Seroma for 3 Weeks - Should a Drain Be Reinserted?
- Asked by pumpkin258 in Vista, CA
- 3 years ago
I've had a seroma for 3 weeks and counting post-tummy tuck. PS does not want to reinsert drains. Each time he aspirates around 20-25 cc and he is doing this daily except on the weekends. Should I ask him to put in the drains? Each time he aspirates it hurts EXTREMELY bad even with the lidocaine and I don't know how much more I can take.
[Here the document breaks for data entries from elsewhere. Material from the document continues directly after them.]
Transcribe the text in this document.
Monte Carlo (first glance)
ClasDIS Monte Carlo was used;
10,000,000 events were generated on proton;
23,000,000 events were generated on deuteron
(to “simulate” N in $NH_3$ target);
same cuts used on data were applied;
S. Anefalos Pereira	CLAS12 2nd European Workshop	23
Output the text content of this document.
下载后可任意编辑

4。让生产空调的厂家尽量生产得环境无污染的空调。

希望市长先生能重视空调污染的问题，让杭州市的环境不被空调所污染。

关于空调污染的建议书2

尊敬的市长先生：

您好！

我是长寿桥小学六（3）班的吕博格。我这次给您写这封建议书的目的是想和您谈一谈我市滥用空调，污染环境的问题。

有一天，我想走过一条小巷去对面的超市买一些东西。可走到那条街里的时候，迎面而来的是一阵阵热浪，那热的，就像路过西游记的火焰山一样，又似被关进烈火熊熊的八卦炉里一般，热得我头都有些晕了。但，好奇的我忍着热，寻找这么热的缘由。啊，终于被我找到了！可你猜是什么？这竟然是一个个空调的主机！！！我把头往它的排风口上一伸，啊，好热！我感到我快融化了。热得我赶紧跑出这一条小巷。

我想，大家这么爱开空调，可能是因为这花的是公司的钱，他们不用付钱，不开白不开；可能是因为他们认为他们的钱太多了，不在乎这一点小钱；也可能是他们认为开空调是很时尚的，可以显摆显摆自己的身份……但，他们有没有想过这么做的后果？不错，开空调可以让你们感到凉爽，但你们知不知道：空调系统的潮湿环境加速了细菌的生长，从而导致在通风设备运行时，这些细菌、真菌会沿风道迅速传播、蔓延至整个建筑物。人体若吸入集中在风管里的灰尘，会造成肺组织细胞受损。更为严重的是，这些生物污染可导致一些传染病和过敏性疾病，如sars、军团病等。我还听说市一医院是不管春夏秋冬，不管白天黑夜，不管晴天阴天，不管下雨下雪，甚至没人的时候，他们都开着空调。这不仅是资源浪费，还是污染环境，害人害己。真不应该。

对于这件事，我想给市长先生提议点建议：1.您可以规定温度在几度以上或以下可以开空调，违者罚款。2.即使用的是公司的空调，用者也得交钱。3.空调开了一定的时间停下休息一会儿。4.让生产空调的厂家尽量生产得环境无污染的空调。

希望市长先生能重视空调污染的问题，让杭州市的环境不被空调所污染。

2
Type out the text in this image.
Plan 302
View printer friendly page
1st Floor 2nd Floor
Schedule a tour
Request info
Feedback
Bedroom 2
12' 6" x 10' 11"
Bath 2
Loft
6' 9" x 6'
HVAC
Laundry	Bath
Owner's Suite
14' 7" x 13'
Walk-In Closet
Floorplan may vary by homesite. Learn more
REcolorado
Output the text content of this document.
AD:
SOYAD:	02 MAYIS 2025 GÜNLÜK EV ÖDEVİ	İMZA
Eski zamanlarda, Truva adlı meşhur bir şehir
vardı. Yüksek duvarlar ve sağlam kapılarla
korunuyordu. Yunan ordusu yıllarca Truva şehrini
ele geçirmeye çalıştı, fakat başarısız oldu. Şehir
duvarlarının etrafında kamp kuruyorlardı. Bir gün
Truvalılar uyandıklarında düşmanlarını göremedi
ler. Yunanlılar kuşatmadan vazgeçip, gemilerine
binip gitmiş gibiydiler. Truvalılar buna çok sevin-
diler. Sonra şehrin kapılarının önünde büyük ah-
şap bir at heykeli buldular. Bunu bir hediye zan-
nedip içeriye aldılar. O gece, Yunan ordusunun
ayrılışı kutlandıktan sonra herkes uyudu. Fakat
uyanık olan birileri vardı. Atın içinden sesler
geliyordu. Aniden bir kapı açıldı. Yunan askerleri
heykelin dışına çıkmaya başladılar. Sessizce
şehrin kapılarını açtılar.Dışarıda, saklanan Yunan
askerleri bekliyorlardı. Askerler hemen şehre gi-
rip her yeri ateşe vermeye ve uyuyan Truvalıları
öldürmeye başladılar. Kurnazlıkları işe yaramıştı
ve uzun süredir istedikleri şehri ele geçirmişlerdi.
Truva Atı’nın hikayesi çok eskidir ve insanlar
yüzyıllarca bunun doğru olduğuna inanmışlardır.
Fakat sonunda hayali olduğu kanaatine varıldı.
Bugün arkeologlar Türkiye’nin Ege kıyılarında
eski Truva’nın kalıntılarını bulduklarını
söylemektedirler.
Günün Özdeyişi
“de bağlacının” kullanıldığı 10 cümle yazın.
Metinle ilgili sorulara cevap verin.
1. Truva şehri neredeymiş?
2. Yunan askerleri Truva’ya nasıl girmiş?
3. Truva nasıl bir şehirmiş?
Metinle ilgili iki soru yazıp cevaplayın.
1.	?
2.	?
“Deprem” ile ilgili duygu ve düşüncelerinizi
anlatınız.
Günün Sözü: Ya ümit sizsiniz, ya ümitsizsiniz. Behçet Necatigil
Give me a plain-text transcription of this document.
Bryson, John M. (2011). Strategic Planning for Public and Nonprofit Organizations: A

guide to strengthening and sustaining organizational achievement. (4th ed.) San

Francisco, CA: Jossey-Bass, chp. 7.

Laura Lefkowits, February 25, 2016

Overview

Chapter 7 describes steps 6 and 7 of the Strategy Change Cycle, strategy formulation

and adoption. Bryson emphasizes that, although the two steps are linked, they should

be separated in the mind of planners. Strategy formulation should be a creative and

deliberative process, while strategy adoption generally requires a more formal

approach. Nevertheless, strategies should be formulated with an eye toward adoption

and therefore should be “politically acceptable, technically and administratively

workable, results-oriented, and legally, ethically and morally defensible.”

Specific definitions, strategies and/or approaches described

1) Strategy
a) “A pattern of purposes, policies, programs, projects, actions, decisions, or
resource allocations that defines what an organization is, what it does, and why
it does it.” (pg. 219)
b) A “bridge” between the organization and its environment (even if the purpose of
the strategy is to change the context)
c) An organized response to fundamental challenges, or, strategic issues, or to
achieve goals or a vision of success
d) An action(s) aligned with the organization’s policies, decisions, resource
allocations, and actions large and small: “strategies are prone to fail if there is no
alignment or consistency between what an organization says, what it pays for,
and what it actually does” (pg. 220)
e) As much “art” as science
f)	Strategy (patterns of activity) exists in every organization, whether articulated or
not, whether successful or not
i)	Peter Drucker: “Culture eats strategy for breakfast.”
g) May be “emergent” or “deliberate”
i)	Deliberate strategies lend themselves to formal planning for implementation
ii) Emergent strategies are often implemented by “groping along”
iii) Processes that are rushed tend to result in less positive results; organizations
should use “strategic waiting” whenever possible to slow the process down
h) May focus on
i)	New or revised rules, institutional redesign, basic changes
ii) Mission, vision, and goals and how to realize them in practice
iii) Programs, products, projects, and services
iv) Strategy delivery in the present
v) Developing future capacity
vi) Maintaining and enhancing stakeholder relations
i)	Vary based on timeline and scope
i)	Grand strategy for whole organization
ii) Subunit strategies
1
I sleep with a 5lb bag of sugar on my tummy as recommended by my PS.
Persistent Fluid Collection 3 weeks after Tummy Tuck
Fluid Collection (seroma) after a Tummy Tuck is not a rare event and all experienced Plastic surgeons have dealt with them. I am sure that you will get a lot of slightly different advice on how to best manage them.
The conditions of the walls around a fluid collection dictate the ease with which it will go away. If the walls are raw, as seem with a freshly operated wound, as long as the fluid is not allowed to accumulate, the walls are touching each other and more apt to stick together obliterating the cavity. There is no doubt that a drain (draining constantly results is a more collapsed cavity and greater wall contact time than a seroma whose contents are removed with a syringe every other day or so, but the discomfort is greater with a drain). After the seroma existed for a few weeks, its walls become covered with a increasingly thicker layer of smooth epithelial lining which is NOT as apt to stick together; such chronic seromas may become a BURSA. Bursas are very hard to eradicate non-surgically and may require a re-operation in which the lining is removed and a drain is placed.
I would advise you to wear some kind of compression garment (even spanx) around the clock (instead of the 5 pound bag) and decide with your surgeon when to change treatments if the seroma persists. If it persists, you may wish to have a drain placed as a radiology out patient where is will be placed under ultrasound control. Prolonged drainage from the drain can be then tackled by the injection of an irritating antibiotic into the seroma cavity to get the walls inflamed enough to stick together. Finally, if this does not work, then you may need to have an operation. As a measure of perspective, in the hundreds of Tummy Tucks I have performed, I never had to go this far to resolve a seroma and I doubt you will need to.
Drain versus revision
Thank you for the question. I think a drain would be a good idea if you a persistently collecting seroma fluid at 3 weeks past your tummy tuck procedure. It may be that you will require a revision to find out and eliminate the source of your seroma. Continued seroma aspirations at 3 weeks out is somewhat rare and leads me to that suspicion. If the amount of fluid is decreasing then this may not be the case and either continued draining or a drain along with diligent abdominal binder use may be the solution.
All the best,
Dr Remus Repta
Insert drain under ultrasound guidance for tummy tuck seroma.
Sooner or later you will get an infection or a chronic seroma cavity. Every surgeon does things a little differently, but after tummy tuck in New York City, we send a patient like you to an interventional radiologist, who inserts a seroma drain under ultrasound guidance. Very safe.
You may need drains
This is a common problem after tummy tuck and your surgeon has tried the aspiration. I would suggest the drain since the aspiration is not getting less. The other treatment is wearing tight girdle and using lasix.
Treatment of seroma following tummy tuck
Drains do not always prevent or satisfactorily treat seromas. I, like your surgeon, prefer repeated aspirations.